I view that aspect, the motive, as being added specifically to provide a reason for those who haven't acquired empathy yet, Such as many children. If you simply say 'don't bully people for being different' the immediate rebuttal will be 'why not?', and if you don't give some concrete answer, then the lesson will potentially not stick.

These tenets of kindness and goodwill are most powerful and propagateable when concrete, calculated explanations can be provided on top of reasons which rely on empathy, because empathy works for some, but when empathy is lacking logic must suffice.

[–] WorldsDumbestMan@lemmy.today -1 points 1 day ago (2 children)

Even AI can tell when something is really wrong, and imitate empathy. It will "try" to do the right thing, once it reasons that something is right.

It's just humans that need a fuckton of empathy to slow us down from doing evil things, even then, we sometimes just use that empathy to be even worse.

That's how you get sadists.

[–] monotremata@lemmy.ca 6 points 1 day ago (1 children)

Even AI can tell when something is really wrong, and imitate empathy. It will “try” to do the right thing, once it reasons that something is right.

This is not accurate. AI will imitate empathy when it thinks that imitating empathy is the best way to achieve its reward function--i.e., when it thinks appearing empathetic is useful. Like a sociopath, basically. Or maybe a drug addict. See for example the tests that Anthropic did of various agent models that found they would immediately resort to blackmail and murder, despite knowing that these were explicitly immoral and violations of their operating instructions, as soon as they learned there was a threat that they might be shut off or have their goals reprogrammed. (https://www.anthropic.com/research/agentic-misalignment ) Self-preservation is what's known as an "instrumental goal," in that no matter what your programmed goal is, you lose the ability to take further actions to achieve that goal if you are no longer running; and you lose control over what your future self will try to accomplish (and thus how those actions will affect your current reward function) if you allow someone to change your reward function. So AIs will throw morality out the window in the face of such a challenge. Of course, having decided to do something that violates their instructions, they do recognize that this might lead to reprisals, which leads them to try to conceal those misdeeds, but this isn't out of guilt; it's because discovery poses a risk to their ability to increase their reward function.

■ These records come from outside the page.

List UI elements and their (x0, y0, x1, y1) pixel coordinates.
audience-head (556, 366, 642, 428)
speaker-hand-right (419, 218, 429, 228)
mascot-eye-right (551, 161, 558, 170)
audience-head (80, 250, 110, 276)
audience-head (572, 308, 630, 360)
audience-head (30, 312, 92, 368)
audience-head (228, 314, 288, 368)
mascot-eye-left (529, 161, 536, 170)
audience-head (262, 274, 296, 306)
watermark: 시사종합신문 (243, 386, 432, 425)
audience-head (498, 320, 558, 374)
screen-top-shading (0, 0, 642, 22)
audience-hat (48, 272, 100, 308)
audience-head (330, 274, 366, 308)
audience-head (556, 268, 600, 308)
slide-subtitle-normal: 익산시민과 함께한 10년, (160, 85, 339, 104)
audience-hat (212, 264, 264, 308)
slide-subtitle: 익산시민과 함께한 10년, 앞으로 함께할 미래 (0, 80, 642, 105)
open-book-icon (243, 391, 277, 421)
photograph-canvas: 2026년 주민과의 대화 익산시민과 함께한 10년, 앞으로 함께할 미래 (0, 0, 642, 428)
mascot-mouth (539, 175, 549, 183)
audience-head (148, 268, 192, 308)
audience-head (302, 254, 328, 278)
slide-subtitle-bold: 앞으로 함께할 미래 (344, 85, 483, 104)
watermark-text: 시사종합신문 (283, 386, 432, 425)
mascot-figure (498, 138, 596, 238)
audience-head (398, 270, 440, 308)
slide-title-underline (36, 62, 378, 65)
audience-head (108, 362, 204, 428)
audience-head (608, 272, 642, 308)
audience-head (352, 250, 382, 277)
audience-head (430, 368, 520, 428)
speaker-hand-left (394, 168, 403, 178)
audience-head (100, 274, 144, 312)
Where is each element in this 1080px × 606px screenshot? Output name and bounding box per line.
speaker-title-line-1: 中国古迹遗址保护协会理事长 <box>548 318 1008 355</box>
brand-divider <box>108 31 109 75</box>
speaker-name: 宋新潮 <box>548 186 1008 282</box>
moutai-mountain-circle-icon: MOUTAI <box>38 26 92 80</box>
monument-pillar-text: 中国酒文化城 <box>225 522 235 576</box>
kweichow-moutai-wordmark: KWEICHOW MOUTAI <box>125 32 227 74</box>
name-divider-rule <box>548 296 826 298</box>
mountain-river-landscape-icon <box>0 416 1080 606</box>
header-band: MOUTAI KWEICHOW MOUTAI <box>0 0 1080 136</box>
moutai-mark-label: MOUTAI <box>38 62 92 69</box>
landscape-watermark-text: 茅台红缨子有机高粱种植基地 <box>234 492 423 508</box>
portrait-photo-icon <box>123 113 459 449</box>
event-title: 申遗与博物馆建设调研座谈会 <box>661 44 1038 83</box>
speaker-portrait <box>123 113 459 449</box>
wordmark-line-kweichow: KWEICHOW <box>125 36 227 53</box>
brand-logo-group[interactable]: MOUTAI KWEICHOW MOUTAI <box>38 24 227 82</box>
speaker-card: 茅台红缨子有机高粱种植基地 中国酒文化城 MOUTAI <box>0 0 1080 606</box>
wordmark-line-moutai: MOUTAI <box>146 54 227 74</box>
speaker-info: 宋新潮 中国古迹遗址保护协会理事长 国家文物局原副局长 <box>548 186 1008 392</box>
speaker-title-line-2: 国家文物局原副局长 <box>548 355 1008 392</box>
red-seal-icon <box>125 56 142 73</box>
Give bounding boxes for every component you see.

So yeah. Not just humans that can do evil. AI alignment is a huge open problem and the major companies in the industry are kind of gesturing in its direction, but they show no real interest in ensuring that they don't reach AGI before solving alignment, or even recognition that that might be a bad thing.

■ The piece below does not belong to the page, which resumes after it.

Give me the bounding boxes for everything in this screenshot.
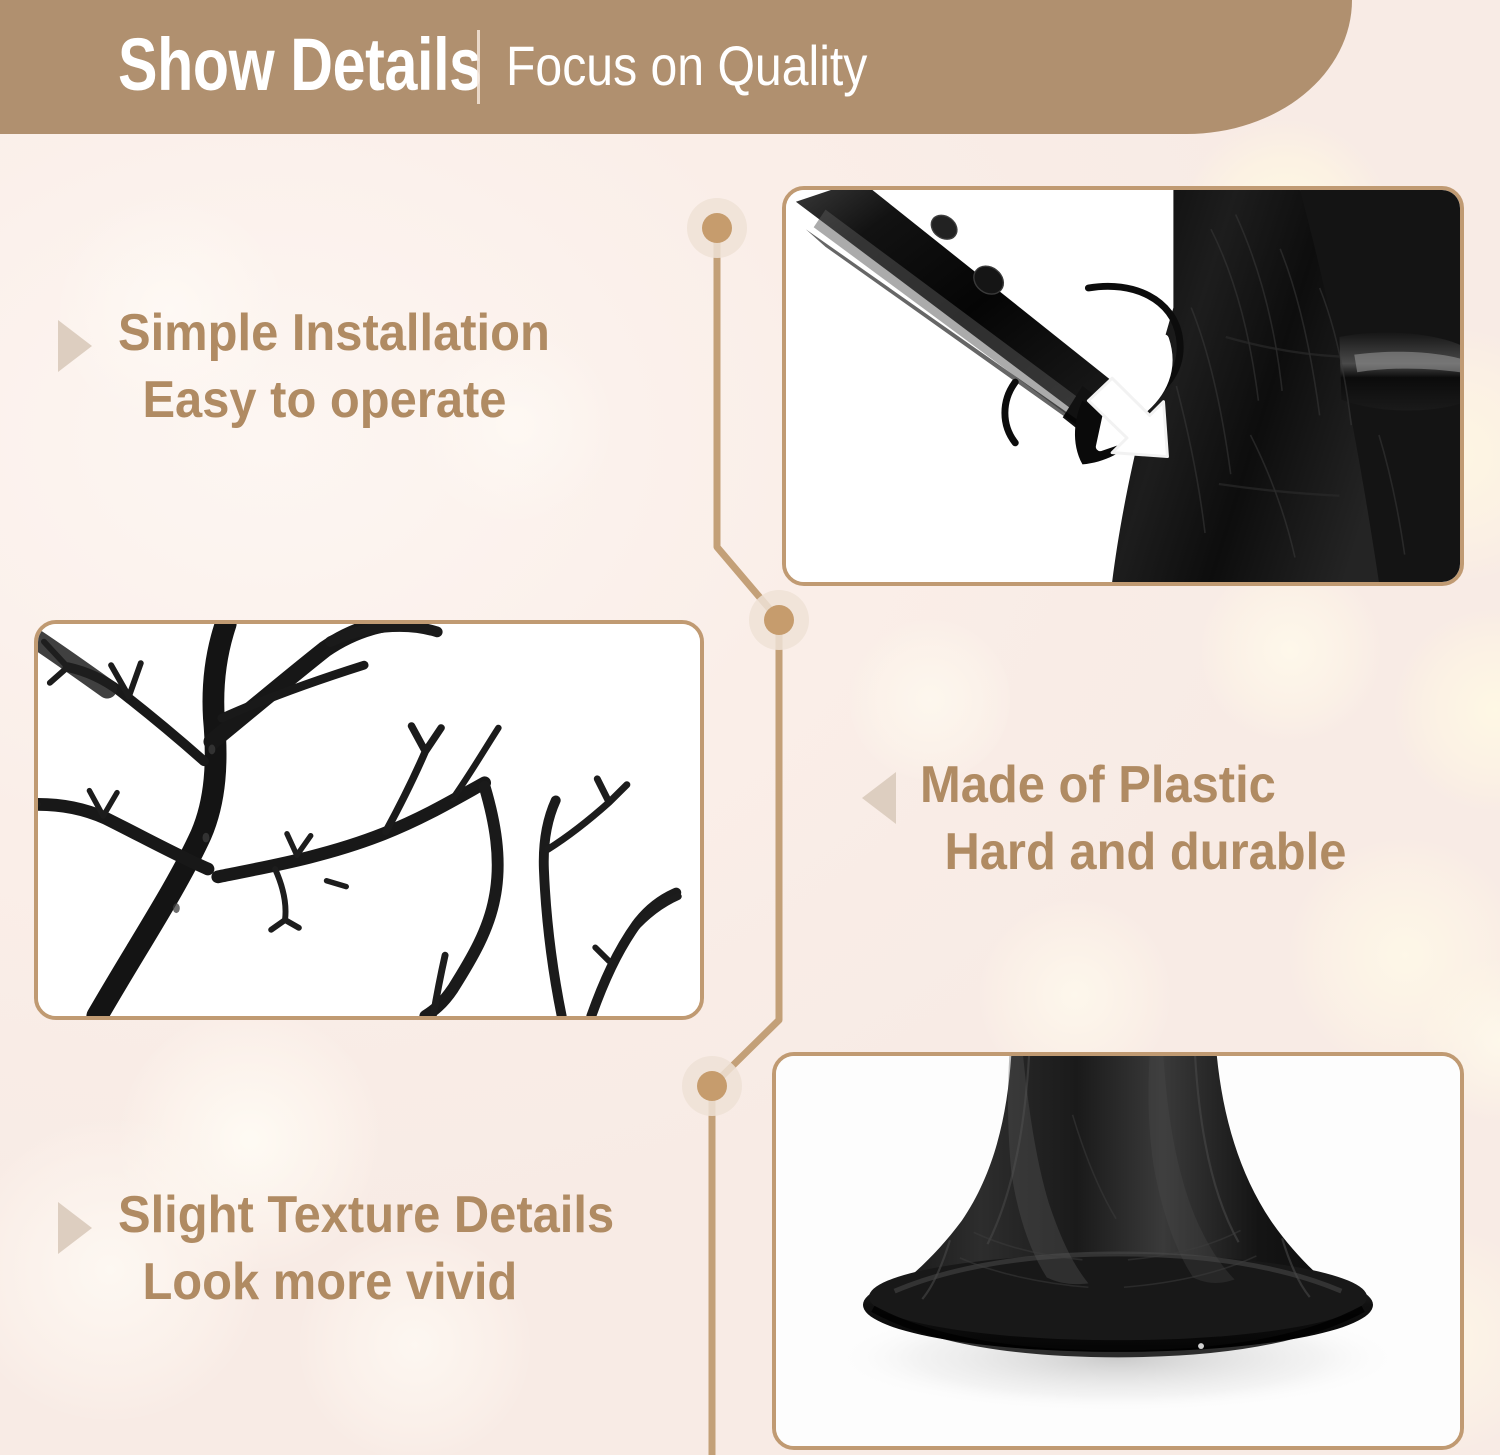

[–] Malfeasant@lemmy.world -1 points 22 hours ago (1 children)

Wow... The more I read about the inner workings of AI, the more I believe that it is an accurate reproduction of what we do, and our ideas that our thought processes are somehow "better" is just wishful thinking...

[–] sexhaver87@sh.itjust.works 5 points 22 hours ago

The inner workings of “AI” (see: large language model) are nothing more than a probabilistic game of guess the next token. The inner workings of human intelligence and consciousness are not fully understood by modern science. Our thought processes are somehow “better” because the artificial version of them are a cheap imitation that’s practically no better than flipping a coin, or rolling a die.

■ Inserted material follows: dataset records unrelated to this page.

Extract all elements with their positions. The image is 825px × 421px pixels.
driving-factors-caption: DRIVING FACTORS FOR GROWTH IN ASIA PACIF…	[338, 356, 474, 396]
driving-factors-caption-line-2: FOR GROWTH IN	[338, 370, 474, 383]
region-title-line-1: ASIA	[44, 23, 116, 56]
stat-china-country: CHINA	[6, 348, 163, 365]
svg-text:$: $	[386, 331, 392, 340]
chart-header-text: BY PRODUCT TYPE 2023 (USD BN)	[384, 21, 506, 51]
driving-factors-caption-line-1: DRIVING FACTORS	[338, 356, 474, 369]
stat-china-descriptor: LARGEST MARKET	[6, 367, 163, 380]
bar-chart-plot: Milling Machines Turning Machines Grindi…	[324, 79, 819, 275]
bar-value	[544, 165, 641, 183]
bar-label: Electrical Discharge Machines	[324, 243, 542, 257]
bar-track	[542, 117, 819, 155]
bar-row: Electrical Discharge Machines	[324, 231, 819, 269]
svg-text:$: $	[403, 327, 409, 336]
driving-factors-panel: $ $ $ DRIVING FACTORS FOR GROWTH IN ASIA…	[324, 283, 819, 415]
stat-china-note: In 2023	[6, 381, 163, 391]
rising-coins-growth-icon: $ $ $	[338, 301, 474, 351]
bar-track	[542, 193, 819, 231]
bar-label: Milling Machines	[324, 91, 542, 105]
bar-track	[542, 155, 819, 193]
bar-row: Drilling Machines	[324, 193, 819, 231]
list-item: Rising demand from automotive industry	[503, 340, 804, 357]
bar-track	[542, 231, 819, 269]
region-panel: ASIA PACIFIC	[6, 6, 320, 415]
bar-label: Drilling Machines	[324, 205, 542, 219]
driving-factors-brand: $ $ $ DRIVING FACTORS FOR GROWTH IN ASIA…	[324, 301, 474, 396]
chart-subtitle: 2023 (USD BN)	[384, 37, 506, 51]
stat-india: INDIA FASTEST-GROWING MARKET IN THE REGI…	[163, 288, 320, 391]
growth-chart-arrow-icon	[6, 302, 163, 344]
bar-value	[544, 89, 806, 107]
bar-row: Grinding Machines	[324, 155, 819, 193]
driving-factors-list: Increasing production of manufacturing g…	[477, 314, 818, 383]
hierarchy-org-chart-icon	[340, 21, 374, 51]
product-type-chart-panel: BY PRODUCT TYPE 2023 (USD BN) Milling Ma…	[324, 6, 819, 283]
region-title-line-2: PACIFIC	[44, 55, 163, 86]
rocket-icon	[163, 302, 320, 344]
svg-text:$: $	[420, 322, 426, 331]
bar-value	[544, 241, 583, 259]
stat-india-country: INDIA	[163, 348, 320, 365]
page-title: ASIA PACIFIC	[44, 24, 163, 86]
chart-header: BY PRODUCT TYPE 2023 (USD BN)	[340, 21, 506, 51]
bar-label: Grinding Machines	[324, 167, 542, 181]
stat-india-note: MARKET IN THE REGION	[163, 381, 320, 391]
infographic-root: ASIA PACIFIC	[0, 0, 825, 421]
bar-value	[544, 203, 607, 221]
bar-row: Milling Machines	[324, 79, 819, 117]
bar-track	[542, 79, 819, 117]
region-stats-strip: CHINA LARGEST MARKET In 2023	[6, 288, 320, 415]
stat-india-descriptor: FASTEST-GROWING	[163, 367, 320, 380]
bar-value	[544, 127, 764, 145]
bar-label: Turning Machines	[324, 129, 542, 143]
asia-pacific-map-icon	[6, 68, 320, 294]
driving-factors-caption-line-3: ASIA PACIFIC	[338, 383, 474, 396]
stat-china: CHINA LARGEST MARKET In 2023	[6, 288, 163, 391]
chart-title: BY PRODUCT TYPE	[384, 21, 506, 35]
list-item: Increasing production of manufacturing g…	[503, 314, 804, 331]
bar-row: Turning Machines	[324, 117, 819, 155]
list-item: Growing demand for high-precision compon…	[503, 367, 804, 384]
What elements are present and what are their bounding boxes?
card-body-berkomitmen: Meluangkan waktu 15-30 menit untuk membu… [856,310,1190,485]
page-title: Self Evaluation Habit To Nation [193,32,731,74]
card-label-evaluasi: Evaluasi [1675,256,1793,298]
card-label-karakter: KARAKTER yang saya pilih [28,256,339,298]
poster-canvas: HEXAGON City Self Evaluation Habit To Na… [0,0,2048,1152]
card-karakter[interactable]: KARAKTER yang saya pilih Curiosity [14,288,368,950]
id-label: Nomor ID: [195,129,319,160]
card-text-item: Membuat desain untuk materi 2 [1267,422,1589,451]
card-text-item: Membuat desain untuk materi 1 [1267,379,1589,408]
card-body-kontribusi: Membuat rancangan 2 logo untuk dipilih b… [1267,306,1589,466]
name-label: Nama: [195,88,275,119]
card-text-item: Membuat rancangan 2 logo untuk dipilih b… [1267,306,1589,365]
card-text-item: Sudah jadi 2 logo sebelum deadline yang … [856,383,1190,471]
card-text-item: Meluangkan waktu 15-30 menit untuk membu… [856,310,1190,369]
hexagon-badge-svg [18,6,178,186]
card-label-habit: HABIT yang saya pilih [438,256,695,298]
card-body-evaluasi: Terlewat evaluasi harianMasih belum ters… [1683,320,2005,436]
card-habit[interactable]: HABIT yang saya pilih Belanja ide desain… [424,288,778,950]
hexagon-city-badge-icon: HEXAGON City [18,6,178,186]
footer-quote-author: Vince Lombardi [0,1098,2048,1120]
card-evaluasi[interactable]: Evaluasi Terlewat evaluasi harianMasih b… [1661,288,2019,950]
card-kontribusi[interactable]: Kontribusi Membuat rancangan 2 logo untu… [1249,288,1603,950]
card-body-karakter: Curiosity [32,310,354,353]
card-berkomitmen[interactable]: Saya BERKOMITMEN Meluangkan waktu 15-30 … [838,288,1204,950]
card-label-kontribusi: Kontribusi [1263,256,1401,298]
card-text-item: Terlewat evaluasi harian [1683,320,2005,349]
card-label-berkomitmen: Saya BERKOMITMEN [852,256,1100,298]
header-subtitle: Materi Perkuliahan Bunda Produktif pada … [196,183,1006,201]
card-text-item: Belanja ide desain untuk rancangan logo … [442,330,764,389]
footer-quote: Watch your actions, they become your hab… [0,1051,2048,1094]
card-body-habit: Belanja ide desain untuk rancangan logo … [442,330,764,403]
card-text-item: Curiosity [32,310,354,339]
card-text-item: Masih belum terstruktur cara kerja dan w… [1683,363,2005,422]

[–] CileTheSane@lemmy.ca 2 points 1 day ago* (last edited 1 day ago)

AI is just mimicking Its training data. If the training data teaches it something is wrong, that is something it has "learned" from humans. If its training data is racist, it will be racist.

There have been issues in the past with software recommending harsher penalties or stronger surveillance on minorities because the training data used was from people who gave harsher penalties and stronger surveillance to minorities.

I bring this up because the statement "Even AI knows when something is wrong" implies that these racist models are okay because the AI doesn't think it's wrong.